Référence question N° 906 - Un administrateur étranger ne maitrisant pas la langue française peut-il être accompagné d'un interprète pour l'assister dans la compréhension et la participation aux débats ?

Aucun texte n'encadre spécifiquement la possibilité pour un administrateur étranger d’être accompagné d’un interprète. En pratique il est fréquent que des personnes non administrateurs assistent aux réunions, de façon récurrente (représentants du CE, secrétaire du conseil, censeurs, directeur financier, etc.) ou non (salariés, commissaire aux comptes, experts, avocats, etc.). Pour autant, il n'y a pas à proprement parler de droit de l'administrateur à se faire assister.

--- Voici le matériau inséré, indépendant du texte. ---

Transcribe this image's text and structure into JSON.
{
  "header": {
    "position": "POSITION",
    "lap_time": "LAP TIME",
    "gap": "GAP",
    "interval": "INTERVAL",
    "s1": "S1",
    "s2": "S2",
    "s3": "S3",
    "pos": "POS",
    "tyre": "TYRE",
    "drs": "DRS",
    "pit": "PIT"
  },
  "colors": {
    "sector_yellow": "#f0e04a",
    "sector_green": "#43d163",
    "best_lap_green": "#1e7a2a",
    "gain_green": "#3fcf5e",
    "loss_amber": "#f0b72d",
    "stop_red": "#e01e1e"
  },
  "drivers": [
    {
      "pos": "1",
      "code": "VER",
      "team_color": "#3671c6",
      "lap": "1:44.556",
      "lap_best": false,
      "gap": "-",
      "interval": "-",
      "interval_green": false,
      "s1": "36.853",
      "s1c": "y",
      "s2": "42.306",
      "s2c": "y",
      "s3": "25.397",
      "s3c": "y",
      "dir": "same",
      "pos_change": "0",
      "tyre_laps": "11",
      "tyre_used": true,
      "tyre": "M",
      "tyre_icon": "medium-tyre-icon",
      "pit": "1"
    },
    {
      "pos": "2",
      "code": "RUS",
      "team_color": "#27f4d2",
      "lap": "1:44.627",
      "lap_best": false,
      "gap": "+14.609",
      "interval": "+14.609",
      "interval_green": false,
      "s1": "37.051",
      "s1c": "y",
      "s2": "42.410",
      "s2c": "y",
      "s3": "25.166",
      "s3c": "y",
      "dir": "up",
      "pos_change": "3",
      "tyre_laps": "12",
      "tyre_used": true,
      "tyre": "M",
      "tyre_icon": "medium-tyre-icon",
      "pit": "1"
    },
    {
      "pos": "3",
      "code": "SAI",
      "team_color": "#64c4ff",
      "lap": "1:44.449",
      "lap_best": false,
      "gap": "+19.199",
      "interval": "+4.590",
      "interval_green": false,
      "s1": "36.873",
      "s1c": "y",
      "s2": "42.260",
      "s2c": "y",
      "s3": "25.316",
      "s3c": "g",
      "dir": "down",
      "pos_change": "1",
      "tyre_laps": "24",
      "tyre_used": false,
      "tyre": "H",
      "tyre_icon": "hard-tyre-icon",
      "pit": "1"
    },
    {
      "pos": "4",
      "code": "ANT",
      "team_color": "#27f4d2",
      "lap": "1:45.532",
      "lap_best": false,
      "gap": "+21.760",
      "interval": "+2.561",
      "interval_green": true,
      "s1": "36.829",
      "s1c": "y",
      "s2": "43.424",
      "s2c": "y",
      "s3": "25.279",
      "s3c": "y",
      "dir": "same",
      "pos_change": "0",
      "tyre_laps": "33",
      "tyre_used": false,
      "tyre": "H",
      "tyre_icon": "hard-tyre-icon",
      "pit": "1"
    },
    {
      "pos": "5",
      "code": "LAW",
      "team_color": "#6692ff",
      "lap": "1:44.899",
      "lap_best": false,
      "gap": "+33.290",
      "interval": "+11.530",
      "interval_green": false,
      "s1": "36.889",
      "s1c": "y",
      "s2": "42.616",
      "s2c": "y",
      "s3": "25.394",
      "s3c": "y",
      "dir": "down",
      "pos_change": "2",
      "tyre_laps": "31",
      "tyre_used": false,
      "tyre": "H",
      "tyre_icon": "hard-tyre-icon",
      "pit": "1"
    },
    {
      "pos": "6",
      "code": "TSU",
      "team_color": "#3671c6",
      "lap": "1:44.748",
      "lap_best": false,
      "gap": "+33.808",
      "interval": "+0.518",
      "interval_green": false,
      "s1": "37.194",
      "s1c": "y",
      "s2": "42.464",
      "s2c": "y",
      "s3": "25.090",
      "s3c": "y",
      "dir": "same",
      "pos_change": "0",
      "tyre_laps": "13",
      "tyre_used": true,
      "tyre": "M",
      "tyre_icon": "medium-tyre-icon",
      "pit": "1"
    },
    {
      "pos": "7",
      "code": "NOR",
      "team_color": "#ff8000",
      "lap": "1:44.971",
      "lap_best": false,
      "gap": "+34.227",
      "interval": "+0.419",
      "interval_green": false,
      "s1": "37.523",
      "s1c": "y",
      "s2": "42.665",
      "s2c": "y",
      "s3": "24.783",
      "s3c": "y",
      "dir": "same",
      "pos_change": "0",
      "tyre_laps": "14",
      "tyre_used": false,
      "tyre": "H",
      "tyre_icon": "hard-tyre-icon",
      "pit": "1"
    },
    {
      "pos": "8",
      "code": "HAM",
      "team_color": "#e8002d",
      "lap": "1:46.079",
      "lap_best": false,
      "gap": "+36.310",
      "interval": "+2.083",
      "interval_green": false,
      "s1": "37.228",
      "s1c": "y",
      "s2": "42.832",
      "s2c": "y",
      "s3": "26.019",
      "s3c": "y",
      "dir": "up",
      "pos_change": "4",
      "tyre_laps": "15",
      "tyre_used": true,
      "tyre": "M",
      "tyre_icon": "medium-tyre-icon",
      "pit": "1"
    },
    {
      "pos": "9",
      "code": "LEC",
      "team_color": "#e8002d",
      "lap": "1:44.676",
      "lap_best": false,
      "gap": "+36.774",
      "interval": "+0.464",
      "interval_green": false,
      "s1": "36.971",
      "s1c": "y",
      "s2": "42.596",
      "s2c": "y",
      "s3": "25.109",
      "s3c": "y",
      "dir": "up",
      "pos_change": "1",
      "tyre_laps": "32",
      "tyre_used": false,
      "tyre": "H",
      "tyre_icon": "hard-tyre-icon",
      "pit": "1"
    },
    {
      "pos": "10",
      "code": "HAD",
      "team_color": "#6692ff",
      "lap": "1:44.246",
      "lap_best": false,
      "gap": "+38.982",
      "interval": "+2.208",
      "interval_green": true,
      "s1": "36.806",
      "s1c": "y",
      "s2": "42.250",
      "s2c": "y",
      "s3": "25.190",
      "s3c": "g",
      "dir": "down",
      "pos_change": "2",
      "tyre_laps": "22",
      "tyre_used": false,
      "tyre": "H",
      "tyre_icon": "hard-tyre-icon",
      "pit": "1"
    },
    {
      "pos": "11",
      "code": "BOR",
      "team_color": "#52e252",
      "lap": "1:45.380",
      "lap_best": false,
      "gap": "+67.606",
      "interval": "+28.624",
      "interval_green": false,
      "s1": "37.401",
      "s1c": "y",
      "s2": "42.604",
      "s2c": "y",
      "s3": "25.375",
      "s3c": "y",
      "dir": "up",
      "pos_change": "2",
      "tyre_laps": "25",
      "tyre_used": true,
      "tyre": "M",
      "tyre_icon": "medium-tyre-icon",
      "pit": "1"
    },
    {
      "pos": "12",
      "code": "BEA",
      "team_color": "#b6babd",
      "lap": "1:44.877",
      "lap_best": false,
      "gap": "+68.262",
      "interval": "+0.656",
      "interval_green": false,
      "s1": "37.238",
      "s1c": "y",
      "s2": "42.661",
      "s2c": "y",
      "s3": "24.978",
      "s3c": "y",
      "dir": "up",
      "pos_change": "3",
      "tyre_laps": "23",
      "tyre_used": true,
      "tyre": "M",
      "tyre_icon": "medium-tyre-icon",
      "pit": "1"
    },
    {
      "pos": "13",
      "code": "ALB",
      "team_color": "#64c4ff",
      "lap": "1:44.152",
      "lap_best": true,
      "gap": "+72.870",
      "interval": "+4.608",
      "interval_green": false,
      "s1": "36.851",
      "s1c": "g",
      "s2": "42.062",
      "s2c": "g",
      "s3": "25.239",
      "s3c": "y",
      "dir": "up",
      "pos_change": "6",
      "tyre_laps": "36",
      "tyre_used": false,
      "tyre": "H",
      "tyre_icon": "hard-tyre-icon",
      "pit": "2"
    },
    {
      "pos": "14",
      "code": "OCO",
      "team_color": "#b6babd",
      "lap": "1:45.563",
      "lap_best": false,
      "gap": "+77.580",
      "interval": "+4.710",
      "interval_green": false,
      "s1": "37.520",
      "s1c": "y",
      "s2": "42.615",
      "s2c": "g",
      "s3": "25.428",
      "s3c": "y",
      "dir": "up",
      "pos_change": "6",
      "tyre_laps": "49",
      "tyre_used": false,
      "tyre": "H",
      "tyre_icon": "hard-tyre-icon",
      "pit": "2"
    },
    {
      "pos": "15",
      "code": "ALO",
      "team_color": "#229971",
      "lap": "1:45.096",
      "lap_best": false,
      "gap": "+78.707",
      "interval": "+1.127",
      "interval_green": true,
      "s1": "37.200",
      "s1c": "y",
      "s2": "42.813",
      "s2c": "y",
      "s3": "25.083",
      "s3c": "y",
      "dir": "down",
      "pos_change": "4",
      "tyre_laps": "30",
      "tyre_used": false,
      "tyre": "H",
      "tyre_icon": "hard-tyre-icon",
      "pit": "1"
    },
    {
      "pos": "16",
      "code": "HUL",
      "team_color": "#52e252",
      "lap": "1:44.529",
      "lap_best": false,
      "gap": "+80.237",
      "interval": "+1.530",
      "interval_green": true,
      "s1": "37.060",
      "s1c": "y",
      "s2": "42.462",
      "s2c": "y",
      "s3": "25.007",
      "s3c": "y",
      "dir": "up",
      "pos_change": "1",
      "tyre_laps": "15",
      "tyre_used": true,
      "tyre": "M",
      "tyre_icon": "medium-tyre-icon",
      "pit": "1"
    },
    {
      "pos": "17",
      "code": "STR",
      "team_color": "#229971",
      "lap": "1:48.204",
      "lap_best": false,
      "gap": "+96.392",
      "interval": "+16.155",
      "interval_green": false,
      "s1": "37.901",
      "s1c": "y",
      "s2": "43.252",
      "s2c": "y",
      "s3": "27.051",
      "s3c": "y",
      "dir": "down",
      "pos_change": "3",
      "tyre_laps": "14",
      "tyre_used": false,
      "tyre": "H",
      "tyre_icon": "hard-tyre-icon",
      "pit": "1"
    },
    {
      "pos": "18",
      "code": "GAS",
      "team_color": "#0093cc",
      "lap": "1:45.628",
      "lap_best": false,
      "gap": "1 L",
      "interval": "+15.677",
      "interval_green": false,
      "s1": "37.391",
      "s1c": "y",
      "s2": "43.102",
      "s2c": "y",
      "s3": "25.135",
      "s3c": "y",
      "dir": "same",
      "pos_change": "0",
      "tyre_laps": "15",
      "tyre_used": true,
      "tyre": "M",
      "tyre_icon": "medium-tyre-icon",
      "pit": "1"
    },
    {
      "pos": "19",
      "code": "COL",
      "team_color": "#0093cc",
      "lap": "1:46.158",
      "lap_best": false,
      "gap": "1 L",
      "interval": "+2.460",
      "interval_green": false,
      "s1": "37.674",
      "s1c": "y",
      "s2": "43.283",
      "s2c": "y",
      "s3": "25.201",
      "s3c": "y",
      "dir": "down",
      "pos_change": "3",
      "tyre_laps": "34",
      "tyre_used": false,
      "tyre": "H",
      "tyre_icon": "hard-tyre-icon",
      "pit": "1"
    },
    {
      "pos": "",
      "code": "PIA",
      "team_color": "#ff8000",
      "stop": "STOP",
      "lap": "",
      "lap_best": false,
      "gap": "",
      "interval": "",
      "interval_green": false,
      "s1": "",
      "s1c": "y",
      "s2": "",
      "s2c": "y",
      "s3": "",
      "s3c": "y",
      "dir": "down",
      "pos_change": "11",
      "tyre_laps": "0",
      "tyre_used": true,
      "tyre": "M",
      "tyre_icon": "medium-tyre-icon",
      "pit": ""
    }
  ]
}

Trois grands principes s'appliquent dans cette situation :
- l'obligation de discrétion (et non de secret : voir "De quelle information l’administrateur a-t-il besoin ?") qui pèse sur toute personne assistant au conseil en vertu de l’article L 225-37 alinéa 5 du Code de commerce. Il est donc prudent de faire signer un accord de confidentialité précis aux "assistants" (les interprètes assermentés ont l'habitude) ;
- le bon fonctionnement du conseil, qui est sous la responsabilité du président en vertu de l’article L 225-51 du Code de commerce. Le président doit veiller à la bonne tenue des réunions, or si chaque administrateur vient entouré de son staff, celle-ci peut être compromise.

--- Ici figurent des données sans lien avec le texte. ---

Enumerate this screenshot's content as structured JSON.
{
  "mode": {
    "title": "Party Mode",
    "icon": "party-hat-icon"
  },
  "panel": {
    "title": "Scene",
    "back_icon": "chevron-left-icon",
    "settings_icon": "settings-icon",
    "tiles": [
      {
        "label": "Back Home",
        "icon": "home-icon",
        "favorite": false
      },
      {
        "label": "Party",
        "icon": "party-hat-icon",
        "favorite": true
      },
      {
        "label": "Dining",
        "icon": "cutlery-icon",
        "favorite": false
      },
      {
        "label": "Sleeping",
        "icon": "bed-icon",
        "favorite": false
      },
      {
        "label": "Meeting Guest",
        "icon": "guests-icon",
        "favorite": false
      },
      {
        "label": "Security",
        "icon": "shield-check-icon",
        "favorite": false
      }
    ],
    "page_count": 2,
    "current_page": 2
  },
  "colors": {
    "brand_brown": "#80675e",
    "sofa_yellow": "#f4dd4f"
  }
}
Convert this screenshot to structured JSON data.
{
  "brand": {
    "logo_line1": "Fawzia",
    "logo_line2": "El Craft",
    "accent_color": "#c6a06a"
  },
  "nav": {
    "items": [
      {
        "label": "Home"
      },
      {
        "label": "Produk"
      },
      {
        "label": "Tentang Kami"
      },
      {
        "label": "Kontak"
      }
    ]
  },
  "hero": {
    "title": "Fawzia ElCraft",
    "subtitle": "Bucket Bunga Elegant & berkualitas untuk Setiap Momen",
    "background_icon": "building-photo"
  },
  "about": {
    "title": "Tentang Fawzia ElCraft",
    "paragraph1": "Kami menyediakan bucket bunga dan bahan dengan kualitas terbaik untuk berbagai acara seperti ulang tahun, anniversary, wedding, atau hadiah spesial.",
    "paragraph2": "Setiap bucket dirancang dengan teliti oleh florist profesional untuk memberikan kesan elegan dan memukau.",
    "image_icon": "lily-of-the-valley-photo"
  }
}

- la responsabilité solidaire des administrateurs à l'égard des décisions du conseil, et corrélativement leur droit à l'information. Si l'un d'entre eux ne comprend pas la langue des délibérations, il ne peut évidemment pas exercer ses fonctions, et ce défaut de compétence était connu ou tout au moins aurait dû l’être lors de la proposition de son élection par l’assemblée générale.
En conclusion, si la présence d'interprètes est normale et fréquente en pratique, telle n’est pas le cas d’un assistant personnel preneur de note.  En tout état de cause, l'accord du président responsable du bon fonctionnement du conseil paraît indispensable, celle de l'ensemble du conseil préférable.